Un sistema collaudato, secondo Hester, in grado di fornire un supporto a chi altrimenti rischierebbe di ritrovarsi ai margini della società. “Qualsiasi cosa che si possa fare per aiutare i veterani qui la facciamo – continua Hester -. Abbiamo programmi specifici che li aiutano a reinserirsi nel mondo del lavoro, che trovano per loro una casa, o gli forniscono un’educazione professionale. Il tutto in maniera gratuita e come ringraziamento per il servizio offerto al Paese”.

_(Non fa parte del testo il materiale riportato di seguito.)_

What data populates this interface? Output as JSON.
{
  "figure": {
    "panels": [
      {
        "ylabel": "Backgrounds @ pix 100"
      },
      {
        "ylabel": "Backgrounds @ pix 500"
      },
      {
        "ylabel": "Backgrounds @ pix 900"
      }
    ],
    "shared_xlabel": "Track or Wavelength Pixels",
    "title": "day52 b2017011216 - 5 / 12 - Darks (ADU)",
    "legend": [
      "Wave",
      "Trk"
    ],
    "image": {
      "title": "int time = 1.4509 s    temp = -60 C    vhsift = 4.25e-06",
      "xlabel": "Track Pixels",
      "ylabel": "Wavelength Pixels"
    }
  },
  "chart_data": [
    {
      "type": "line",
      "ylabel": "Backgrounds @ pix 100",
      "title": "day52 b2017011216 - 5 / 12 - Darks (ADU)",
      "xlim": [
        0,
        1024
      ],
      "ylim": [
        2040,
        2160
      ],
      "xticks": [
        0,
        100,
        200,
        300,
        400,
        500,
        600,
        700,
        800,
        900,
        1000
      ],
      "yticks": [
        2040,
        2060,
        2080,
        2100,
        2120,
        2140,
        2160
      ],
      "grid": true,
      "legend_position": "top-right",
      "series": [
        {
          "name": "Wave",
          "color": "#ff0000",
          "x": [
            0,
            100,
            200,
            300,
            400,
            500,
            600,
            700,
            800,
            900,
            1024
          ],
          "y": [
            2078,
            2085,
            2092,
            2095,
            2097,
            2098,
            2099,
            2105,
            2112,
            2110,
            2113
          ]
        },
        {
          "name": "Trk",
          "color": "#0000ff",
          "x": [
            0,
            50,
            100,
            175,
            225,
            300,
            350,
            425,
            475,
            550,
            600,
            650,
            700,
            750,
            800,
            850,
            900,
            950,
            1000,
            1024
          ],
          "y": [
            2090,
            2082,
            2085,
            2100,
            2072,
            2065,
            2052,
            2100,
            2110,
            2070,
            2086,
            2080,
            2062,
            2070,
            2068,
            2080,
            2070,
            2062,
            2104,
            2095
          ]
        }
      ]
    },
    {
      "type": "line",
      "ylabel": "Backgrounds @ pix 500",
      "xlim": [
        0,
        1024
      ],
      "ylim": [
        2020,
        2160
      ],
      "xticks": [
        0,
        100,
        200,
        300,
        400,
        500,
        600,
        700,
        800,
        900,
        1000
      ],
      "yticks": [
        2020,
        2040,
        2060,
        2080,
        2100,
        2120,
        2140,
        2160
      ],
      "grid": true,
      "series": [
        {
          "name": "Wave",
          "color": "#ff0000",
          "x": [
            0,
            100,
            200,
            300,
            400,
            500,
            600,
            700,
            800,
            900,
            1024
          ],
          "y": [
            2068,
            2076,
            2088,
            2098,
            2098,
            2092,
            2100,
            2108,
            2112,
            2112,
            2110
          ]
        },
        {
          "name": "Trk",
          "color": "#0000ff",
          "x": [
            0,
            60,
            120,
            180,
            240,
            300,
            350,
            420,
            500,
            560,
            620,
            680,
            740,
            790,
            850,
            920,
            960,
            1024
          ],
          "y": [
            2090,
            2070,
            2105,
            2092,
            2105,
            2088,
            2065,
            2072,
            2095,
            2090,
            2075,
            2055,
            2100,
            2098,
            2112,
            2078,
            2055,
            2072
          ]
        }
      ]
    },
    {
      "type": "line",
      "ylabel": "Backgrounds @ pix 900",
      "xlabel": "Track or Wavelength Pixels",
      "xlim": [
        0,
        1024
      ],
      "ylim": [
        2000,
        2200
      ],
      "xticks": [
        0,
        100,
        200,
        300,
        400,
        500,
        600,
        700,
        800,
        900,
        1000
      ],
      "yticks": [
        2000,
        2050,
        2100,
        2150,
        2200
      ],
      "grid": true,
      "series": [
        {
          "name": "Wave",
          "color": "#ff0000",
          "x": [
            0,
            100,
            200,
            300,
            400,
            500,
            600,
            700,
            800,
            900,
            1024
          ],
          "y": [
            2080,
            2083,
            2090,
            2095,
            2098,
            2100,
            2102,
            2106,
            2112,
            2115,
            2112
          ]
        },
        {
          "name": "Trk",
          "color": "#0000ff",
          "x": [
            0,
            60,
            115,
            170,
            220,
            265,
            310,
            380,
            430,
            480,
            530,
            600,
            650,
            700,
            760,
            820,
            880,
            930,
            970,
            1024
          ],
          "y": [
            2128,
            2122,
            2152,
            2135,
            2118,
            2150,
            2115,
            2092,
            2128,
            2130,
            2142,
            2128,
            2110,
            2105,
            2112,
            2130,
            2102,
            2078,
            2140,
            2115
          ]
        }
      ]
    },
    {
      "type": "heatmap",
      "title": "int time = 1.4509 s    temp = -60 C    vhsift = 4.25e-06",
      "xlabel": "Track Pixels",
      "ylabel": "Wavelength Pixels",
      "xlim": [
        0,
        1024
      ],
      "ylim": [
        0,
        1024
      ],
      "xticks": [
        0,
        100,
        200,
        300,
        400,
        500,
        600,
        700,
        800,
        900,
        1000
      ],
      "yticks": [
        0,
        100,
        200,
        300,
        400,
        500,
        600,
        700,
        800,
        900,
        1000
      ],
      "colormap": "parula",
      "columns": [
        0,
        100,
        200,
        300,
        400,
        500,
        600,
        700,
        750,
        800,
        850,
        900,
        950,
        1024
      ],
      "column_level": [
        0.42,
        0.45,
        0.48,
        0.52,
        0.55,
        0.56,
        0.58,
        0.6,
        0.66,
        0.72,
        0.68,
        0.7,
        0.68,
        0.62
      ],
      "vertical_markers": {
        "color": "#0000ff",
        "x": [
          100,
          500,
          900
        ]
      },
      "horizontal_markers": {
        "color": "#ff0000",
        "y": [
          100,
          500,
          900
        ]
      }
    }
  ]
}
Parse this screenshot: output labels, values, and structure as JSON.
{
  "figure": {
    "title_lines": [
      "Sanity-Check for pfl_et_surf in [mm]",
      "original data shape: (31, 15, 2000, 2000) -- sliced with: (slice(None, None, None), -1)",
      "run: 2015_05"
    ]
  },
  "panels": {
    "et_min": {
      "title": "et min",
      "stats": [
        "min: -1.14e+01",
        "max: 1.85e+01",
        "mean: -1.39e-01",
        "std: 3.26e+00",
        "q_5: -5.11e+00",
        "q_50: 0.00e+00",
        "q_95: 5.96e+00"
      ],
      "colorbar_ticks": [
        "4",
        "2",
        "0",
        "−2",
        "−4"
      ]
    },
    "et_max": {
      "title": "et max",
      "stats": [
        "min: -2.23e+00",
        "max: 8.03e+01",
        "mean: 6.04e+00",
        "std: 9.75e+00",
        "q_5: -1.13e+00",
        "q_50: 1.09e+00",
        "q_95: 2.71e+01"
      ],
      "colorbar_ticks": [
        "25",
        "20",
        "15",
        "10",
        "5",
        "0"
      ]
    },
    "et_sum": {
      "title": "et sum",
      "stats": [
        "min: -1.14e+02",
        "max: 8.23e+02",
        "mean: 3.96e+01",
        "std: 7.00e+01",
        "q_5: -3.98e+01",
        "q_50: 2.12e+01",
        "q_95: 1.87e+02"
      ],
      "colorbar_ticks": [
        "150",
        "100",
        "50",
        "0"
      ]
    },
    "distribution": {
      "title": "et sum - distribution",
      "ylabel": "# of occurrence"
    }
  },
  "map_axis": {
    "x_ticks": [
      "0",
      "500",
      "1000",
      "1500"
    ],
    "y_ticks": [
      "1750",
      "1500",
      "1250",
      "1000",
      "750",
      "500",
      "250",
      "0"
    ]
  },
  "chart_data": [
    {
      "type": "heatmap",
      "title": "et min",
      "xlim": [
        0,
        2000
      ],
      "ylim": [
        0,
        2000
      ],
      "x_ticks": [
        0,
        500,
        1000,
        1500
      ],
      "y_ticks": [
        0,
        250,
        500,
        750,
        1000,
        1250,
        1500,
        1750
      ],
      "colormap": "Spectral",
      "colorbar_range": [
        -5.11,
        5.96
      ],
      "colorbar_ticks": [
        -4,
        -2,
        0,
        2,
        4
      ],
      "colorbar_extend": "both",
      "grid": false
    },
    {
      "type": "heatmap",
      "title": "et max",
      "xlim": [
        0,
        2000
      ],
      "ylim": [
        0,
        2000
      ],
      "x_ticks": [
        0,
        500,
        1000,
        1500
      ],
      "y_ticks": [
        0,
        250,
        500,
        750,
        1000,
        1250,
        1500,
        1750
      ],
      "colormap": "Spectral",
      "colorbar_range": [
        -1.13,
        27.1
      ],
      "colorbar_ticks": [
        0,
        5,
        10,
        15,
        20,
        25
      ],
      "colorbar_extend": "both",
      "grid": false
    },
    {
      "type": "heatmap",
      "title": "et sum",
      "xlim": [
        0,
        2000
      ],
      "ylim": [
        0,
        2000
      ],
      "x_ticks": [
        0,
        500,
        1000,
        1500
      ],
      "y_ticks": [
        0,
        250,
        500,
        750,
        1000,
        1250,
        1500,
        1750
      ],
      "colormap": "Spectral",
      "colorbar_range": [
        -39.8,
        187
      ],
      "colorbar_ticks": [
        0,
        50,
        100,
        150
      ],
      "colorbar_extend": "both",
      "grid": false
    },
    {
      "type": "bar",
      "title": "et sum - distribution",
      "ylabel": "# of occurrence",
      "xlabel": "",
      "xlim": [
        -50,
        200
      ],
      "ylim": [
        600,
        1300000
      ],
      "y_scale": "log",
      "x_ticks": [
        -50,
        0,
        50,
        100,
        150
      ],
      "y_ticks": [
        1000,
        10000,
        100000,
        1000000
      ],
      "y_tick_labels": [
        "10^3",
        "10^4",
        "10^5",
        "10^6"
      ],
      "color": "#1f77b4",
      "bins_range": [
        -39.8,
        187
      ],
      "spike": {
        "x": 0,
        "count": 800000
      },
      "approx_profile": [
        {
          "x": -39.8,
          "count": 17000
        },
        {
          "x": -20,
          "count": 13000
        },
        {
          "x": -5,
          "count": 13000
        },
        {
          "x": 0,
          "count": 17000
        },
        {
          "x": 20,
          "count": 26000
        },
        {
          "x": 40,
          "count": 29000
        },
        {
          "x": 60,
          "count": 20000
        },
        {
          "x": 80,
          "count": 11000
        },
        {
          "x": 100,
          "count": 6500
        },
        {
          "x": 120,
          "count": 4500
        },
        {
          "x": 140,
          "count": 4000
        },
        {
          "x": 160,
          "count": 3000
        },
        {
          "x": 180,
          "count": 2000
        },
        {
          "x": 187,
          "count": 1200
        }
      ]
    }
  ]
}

Aggirandosi per i corridoi dell’ospedale, e parlando con alcuni veterani che attendono il loro turno per essere visitati, ci si rende conto però di come la situazione non sia del tutto idilliaca. Secondo lo stesso Dipartimento degli Affari dei Veterani, infatti, ogni anno negli Stati Uniti 8mila ex militari si tolgono la vita, per una media di 20-22 suicidi al giorno. Una cifra impressionante, sintomo di un malessere profondo, che alla base avrebbe il Dpts (Disturbo Post-Traumatico), e le difficoltà di reinserimento nella società causate dall’esperienza bellica o dal mancato riconoscimento del valore sociale del servizio reso alla nazione.

“Sono un veterano del Vietnam – ci racconta un uomo con addosso una giacca dei Marines – e sono fiero di aver servito il mio Paese. Negli Stati Uniti però noi veterani non abbiamo lo stesso livello di cure che si può trovare negli ospedali civili. Certo, è gratuito, ma alcune volte occorre aspettare mesi per essere visitati. Spero quindi che il nuovo presidente possa migliorare la situazione”.

Un parere condiviso anche dagli altri veterani che incontriamo. Da un lato fiduciosi verso Donald Trump, dall’altro quasi rassegnati verso una situazione ingessata da troppi anni. “Mi fa piacere che Trump annunci di volerci aiutare – dice un veterano afroamericano della Us Navy – ma la cosa migliore sarebbe far seguire i fatti alle parole. Per troppi anni abbiamo ascoltato promesse poi cadute nel vuoto. Io spero che lui possa essere diverso e cambiare davvero le cose. Se ci riuscirà, noi lo seguiremo”.